Когда он кашлянул, она обернулась и сказала злобно:
- Как теперь людям показаться! Эх, зверюга!
А он закрыл глаза и почему-то представил того льва, который положил ему на плечи лапы и глядел страшно.
Не открывая глаз, он сказал ей:
- Не изуродовать, а убить тебя надо... Ты Сеньки постарше, и он - дурак и калека...
- Убивай! - крикнула она вдруг по-вчерашнему. - Убивай!.. Что я, жить, что ли, хочу така-ая? Доканчивай, зверь!
И бросила пудреницу на кровать, но тут же выскочила из спальни, захватив ночничок.

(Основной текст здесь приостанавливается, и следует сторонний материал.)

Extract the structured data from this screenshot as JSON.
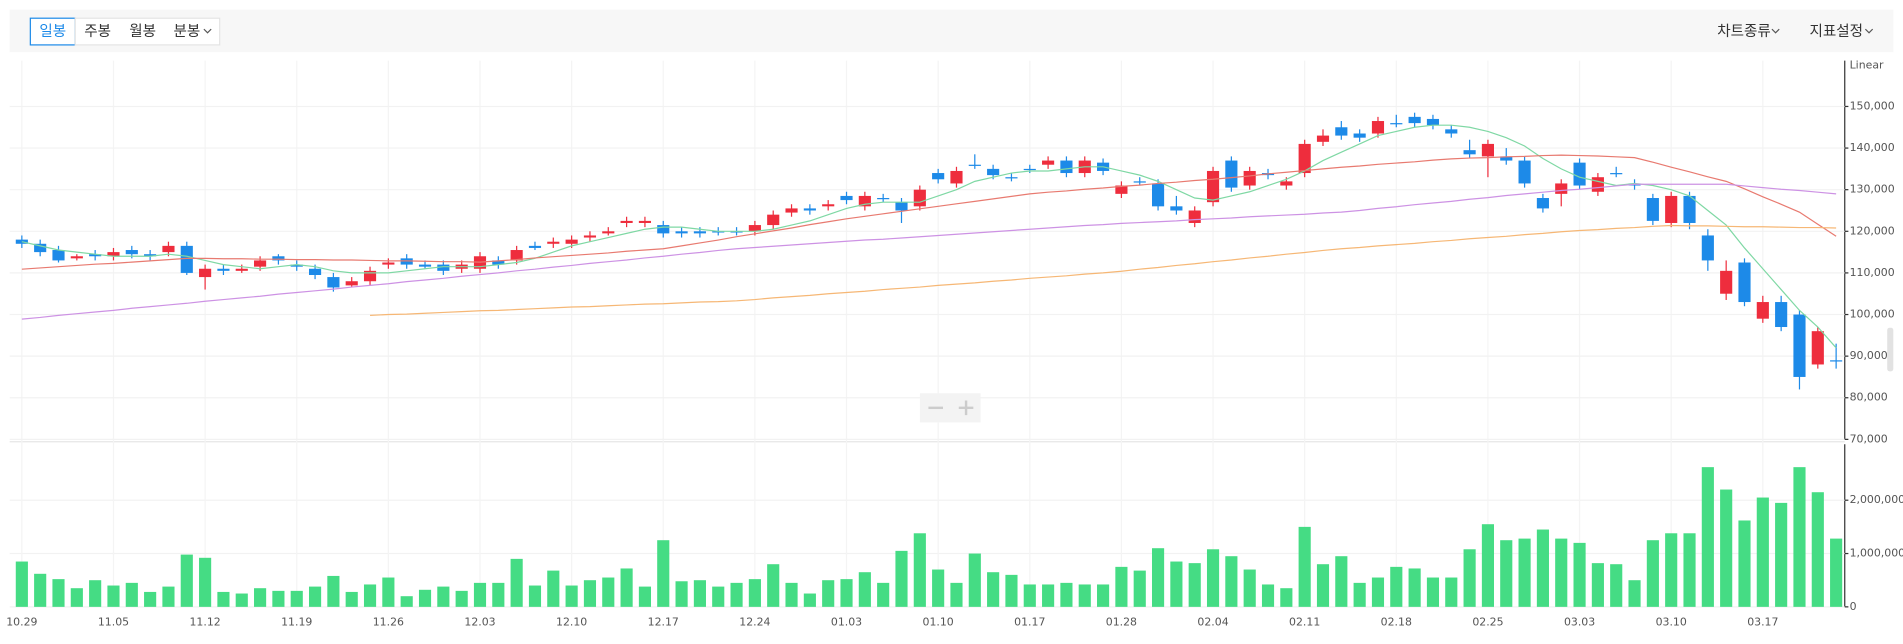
{
  "toolbar": {
    "tabs": [
      "일봉",
      "주봉",
      "월봉",
      "분봉"
    ],
    "menus": [
      "차트종류",
      "지표설정"
    ]
  },
  "chart_data": [
    {
      "type": "candlestick",
      "scale_label": "Linear",
      "up_color": "#ee2d3d",
      "down_color": "#1d8ae8",
      "grid": true,
      "ylim": [
        70000,
        161000
      ],
      "yticks": [
        {
          "value": 70000,
          "label": "70,000"
        },
        {
          "value": 80000,
          "label": "80,000"
        },
        {
          "value": 90000,
          "label": "90,000"
        },
        {
          "value": 100000,
          "label": "100,000"
        },
        {
          "value": 110000,
          "label": "110,000"
        },
        {
          "value": 120000,
          "label": "120,000"
        },
        {
          "value": 130000,
          "label": "130,000"
        },
        {
          "value": 140000,
          "label": "140,000"
        },
        {
          "value": 150000,
          "label": "150,000"
        }
      ],
      "open": [
        118000,
        117000,
        115500,
        113500,
        114500,
        114000,
        115500,
        114500,
        115000,
        116500,
        109000,
        111000,
        110500,
        111500,
        114000,
        112000,
        111000,
        109000,
        107000,
        108000,
        112000,
        113500,
        112000,
        112000,
        111000,
        111000,
        113000,
        113000,
        116500,
        117000,
        117000,
        118500,
        119500,
        122000,
        122000,
        121500,
        120000,
        120000,
        120000,
        120000,
        120000,
        121500,
        124500,
        125500,
        126000,
        128500,
        126000,
        128000,
        127000,
        126000,
        134000,
        131500,
        136000,
        135000,
        133000,
        135000,
        136000,
        137000,
        134000,
        136500,
        129000,
        132000,
        131500,
        126000,
        122000,
        127000,
        137000,
        131000,
        134000,
        131000,
        134000,
        141500,
        145000,
        143500,
        143500,
        146000,
        147500,
        147000,
        144500,
        139500,
        138000,
        138000,
        137000,
        128000,
        129000,
        136500,
        129500,
        134000,
        131500,
        128000,
        122000,
        128500,
        119000,
        105000,
        112500,
        99000,
        103000,
        100000,
        88000,
        89000
      ],
      "high": [
        119000,
        118000,
        116500,
        114500,
        115500,
        116000,
        116500,
        115500,
        117500,
        117500,
        112000,
        112000,
        112000,
        114000,
        114500,
        113000,
        112000,
        110000,
        109000,
        111500,
        113500,
        114500,
        113000,
        113000,
        113000,
        115000,
        114000,
        116500,
        117500,
        118500,
        119000,
        120000,
        121000,
        123500,
        123500,
        122500,
        121000,
        121000,
        121000,
        121000,
        122500,
        125000,
        126500,
        126500,
        127500,
        129500,
        129500,
        129000,
        128000,
        131000,
        135000,
        135500,
        138500,
        136000,
        134000,
        136000,
        138000,
        138000,
        138000,
        137500,
        132000,
        133000,
        132500,
        128500,
        126000,
        135500,
        138000,
        135500,
        135000,
        133000,
        142000,
        144500,
        146500,
        144500,
        147500,
        148000,
        148500,
        148000,
        145500,
        142000,
        142000,
        140000,
        138000,
        129000,
        132500,
        137500,
        134000,
        135500,
        132500,
        129000,
        129500,
        129500,
        120500,
        113000,
        113500,
        104500,
        104500,
        101000,
        97000,
        93000
      ],
      "low": [
        116000,
        114000,
        112500,
        113000,
        113000,
        113000,
        113500,
        113000,
        114000,
        109500,
        106000,
        109500,
        110000,
        110500,
        112000,
        110500,
        108500,
        105500,
        106500,
        107000,
        111000,
        111000,
        111000,
        109500,
        110000,
        110000,
        111000,
        112000,
        115500,
        116000,
        116000,
        117500,
        119000,
        121000,
        121000,
        118500,
        118500,
        118500,
        119000,
        119000,
        119000,
        120500,
        123500,
        124000,
        125000,
        126500,
        125000,
        127000,
        122000,
        125000,
        131500,
        130500,
        135000,
        132500,
        132000,
        134000,
        135000,
        133000,
        133000,
        133500,
        128000,
        131000,
        125000,
        124000,
        121000,
        126000,
        129500,
        130000,
        132500,
        130000,
        133000,
        140500,
        142000,
        141500,
        142500,
        145000,
        145000,
        144500,
        142500,
        137500,
        133000,
        136000,
        130500,
        124500,
        126000,
        130000,
        128500,
        133000,
        130000,
        121500,
        121000,
        120500,
        110500,
        103500,
        102000,
        98000,
        96000,
        82000,
        87000,
        87000
      ],
      "close": [
        117000,
        115000,
        113000,
        114000,
        114000,
        115000,
        114500,
        114000,
        116500,
        110000,
        111000,
        110500,
        111000,
        113000,
        113000,
        111500,
        109500,
        106500,
        108000,
        110500,
        112500,
        112000,
        111500,
        110500,
        112000,
        114000,
        112000,
        115500,
        116000,
        117500,
        118000,
        119000,
        120000,
        122500,
        122500,
        119500,
        119500,
        119500,
        119800,
        120000,
        121500,
        124000,
        125500,
        125000,
        126500,
        127500,
        128500,
        128000,
        125000,
        130000,
        132500,
        134500,
        136000,
        133500,
        133000,
        135000,
        137000,
        134000,
        137000,
        134500,
        131000,
        132000,
        126000,
        125000,
        125000,
        134500,
        130500,
        134500,
        133500,
        132000,
        141000,
        143000,
        143000,
        142500,
        146500,
        146000,
        146000,
        145500,
        143500,
        138500,
        141000,
        137000,
        131500,
        125500,
        131500,
        131000,
        133000,
        134000,
        131000,
        122500,
        128500,
        122000,
        113000,
        110500,
        103000,
        103000,
        97000,
        85000,
        96000,
        89000
      ],
      "series": [
        {
          "color": "#7fd8a4",
          "values": [
            117500,
            116500,
            115500,
            115000,
            114500,
            114000,
            114000,
            114000,
            114500,
            114000,
            113000,
            112000,
            111500,
            111000,
            111500,
            112000,
            111500,
            110500,
            110000,
            110000,
            110000,
            110500,
            111000,
            111500,
            111500,
            111500,
            112000,
            112500,
            113500,
            115000,
            116500,
            117500,
            118500,
            119500,
            120500,
            121000,
            121000,
            120500,
            120000,
            120000,
            120000,
            120500,
            121500,
            122500,
            124000,
            125500,
            126500,
            127000,
            127000,
            127000,
            128500,
            130000,
            132000,
            133000,
            134000,
            134500,
            134500,
            135000,
            135500,
            135500,
            134500,
            133500,
            132000,
            130000,
            128000,
            127500,
            128500,
            129500,
            131000,
            132500,
            134500,
            137000,
            139000,
            141000,
            143000,
            144000,
            145000,
            145500,
            145500,
            145000,
            144000,
            142500,
            140500,
            137500,
            135000,
            133000,
            132000,
            131000,
            131500,
            131000,
            130000,
            128500,
            125000,
            121500,
            116000,
            111000,
            106000,
            101000,
            97000,
            92000
          ]
        },
        {
          "color": "#e87a70",
          "values": [
            110900,
            111200,
            111500,
            111800,
            112100,
            112300,
            112600,
            112900,
            113200,
            113500,
            113500,
            113400,
            113400,
            113300,
            113300,
            113200,
            113200,
            113100,
            113100,
            113000,
            112900,
            112900,
            112800,
            112700,
            112700,
            112600,
            112900,
            113200,
            113600,
            113900,
            114200,
            114500,
            114800,
            115200,
            115500,
            115800,
            116500,
            117200,
            117900,
            118700,
            119400,
            120100,
            120800,
            121600,
            122300,
            123000,
            123600,
            124200,
            124800,
            125400,
            126000,
            126600,
            127200,
            127800,
            128400,
            129000,
            129400,
            129700,
            130100,
            130400,
            130800,
            131100,
            131500,
            131800,
            132200,
            132500,
            132900,
            133300,
            133800,
            134200,
            134600,
            135000,
            135400,
            135700,
            136100,
            136400,
            136700,
            137100,
            137400,
            137600,
            137700,
            137900,
            138000,
            138200,
            138300,
            138200,
            138100,
            137900,
            137700,
            136600,
            135400,
            134300,
            133100,
            132000,
            130200,
            128300,
            126500,
            124600,
            121700,
            118800
          ]
        },
        {
          "color": "#cd92e4",
          "values": [
            98900,
            99300,
            99800,
            100200,
            100600,
            101000,
            101500,
            101900,
            102300,
            102700,
            103200,
            103600,
            104000,
            104400,
            104900,
            105300,
            105700,
            106100,
            106600,
            107000,
            107400,
            107900,
            108300,
            108700,
            109200,
            109600,
            110000,
            110500,
            110900,
            111400,
            111800,
            112300,
            112700,
            113100,
            113600,
            114000,
            114500,
            114900,
            115400,
            115800,
            116100,
            116400,
            116700,
            117000,
            117300,
            117600,
            117900,
            118100,
            118400,
            118700,
            119000,
            119300,
            119600,
            119900,
            120200,
            120500,
            120800,
            121100,
            121400,
            121600,
            121900,
            122100,
            122300,
            122500,
            122800,
            123000,
            123200,
            123500,
            123700,
            123900,
            124100,
            124400,
            124600,
            125000,
            125500,
            125900,
            126400,
            126800,
            127200,
            127700,
            128100,
            128600,
            129000,
            129400,
            129800,
            130100,
            130500,
            130900,
            131300,
            131300,
            131300,
            131300,
            131300,
            131300,
            130900,
            130500,
            130100,
            129800,
            129400,
            129000
          ]
        },
        {
          "color": "#f6b775",
          "values": [
            null,
            null,
            null,
            null,
            null,
            null,
            null,
            null,
            null,
            null,
            null,
            null,
            null,
            null,
            null,
            null,
            null,
            null,
            null,
            99800,
            100000,
            100100,
            100300,
            100500,
            100700,
            100900,
            101000,
            101200,
            101400,
            101600,
            101800,
            101900,
            102100,
            102300,
            102500,
            102600,
            102800,
            103000,
            103100,
            103300,
            103600,
            104000,
            104300,
            104600,
            105000,
            105300,
            105600,
            106000,
            106300,
            106600,
            107000,
            107300,
            107600,
            108000,
            108300,
            108700,
            109000,
            109300,
            109700,
            110000,
            110400,
            110900,
            111300,
            111800,
            112200,
            112700,
            113100,
            113600,
            114000,
            114500,
            114900,
            115400,
            115800,
            116100,
            116500,
            116800,
            117100,
            117500,
            117800,
            118200,
            118500,
            118800,
            119200,
            119500,
            119900,
            120200,
            120400,
            120700,
            120900,
            121200,
            121400,
            121300,
            121300,
            121200,
            121100,
            121100,
            121000,
            120900,
            120900,
            120800
          ]
        }
      ]
    },
    {
      "type": "bar",
      "color": "#45dc84",
      "grid": true,
      "ylim": [
        0,
        3050000
      ],
      "yticks": [
        0,
        {
          "value": 1000000,
          "label": "1,000,000"
        },
        {
          "value": 2000000,
          "label": "2,000,000"
        }
      ],
      "categories": [
        "10.29",
        null,
        null,
        null,
        null,
        "11.05",
        null,
        null,
        null,
        null,
        "11.12",
        null,
        null,
        null,
        null,
        "11.19",
        null,
        null,
        null,
        null,
        "11.26",
        null,
        null,
        null,
        null,
        "12.03",
        null,
        null,
        null,
        null,
        "12.10",
        null,
        null,
        null,
        null,
        "12.17",
        null,
        null,
        null,
        null,
        "12.24",
        null,
        null,
        null,
        null,
        "01.03",
        null,
        null,
        null,
        null,
        "01.10",
        null,
        null,
        null,
        null,
        "01.17",
        null,
        null,
        null,
        null,
        "01.28",
        null,
        null,
        null,
        null,
        "02.04",
        null,
        null,
        null,
        null,
        "02.11",
        null,
        null,
        null,
        null,
        "02.18",
        null,
        null,
        null,
        null,
        "02.25",
        null,
        null,
        null,
        null,
        "03.03",
        null,
        null,
        null,
        null,
        "03.10",
        null,
        null,
        null,
        null,
        "03.17",
        null,
        null,
        null,
        null
      ],
      "values": [
        850000,
        620000,
        520000,
        350000,
        500000,
        400000,
        450000,
        280000,
        380000,
        980000,
        920000,
        280000,
        250000,
        350000,
        300000,
        300000,
        380000,
        580000,
        280000,
        420000,
        550000,
        200000,
        320000,
        380000,
        300000,
        450000,
        450000,
        900000,
        400000,
        680000,
        400000,
        500000,
        550000,
        720000,
        380000,
        1250000,
        480000,
        500000,
        380000,
        450000,
        520000,
        800000,
        450000,
        250000,
        500000,
        520000,
        650000,
        450000,
        1050000,
        1380000,
        700000,
        450000,
        1000000,
        650000,
        600000,
        420000,
        420000,
        450000,
        420000,
        420000,
        750000,
        680000,
        1100000,
        850000,
        820000,
        1080000,
        950000,
        700000,
        420000,
        350000,
        1500000,
        800000,
        950000,
        450000,
        550000,
        750000,
        720000,
        550000,
        550000,
        1080000,
        1550000,
        1250000,
        1280000,
        1450000,
        1280000,
        1200000,
        820000,
        800000,
        500000,
        1250000,
        1380000,
        1380000,
        2620000,
        2200000,
        1620000,
        2050000,
        1950000,
        2620000,
        2150000,
        1280000
      ]
    }
  ]
}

Нянька с детьми, он знал, просыпалась рано, но не хотелось слышать голосов детей и никого не хотелось видеть. Теперь они - четверо маленьких, белоголовых - смешались в нем в какую-то липкую неразборчивую кашу, и уж самому казалось странным, как это он хотел их вчера обрадовать, привезти к ним в клетке живого ручного льва!
Долго ворочался в неловкости и с тяжестью в голове на широкой кровати и все попадал руками в пудреницу, пока не сбросил ее на пол, а когда рассвело, оделся.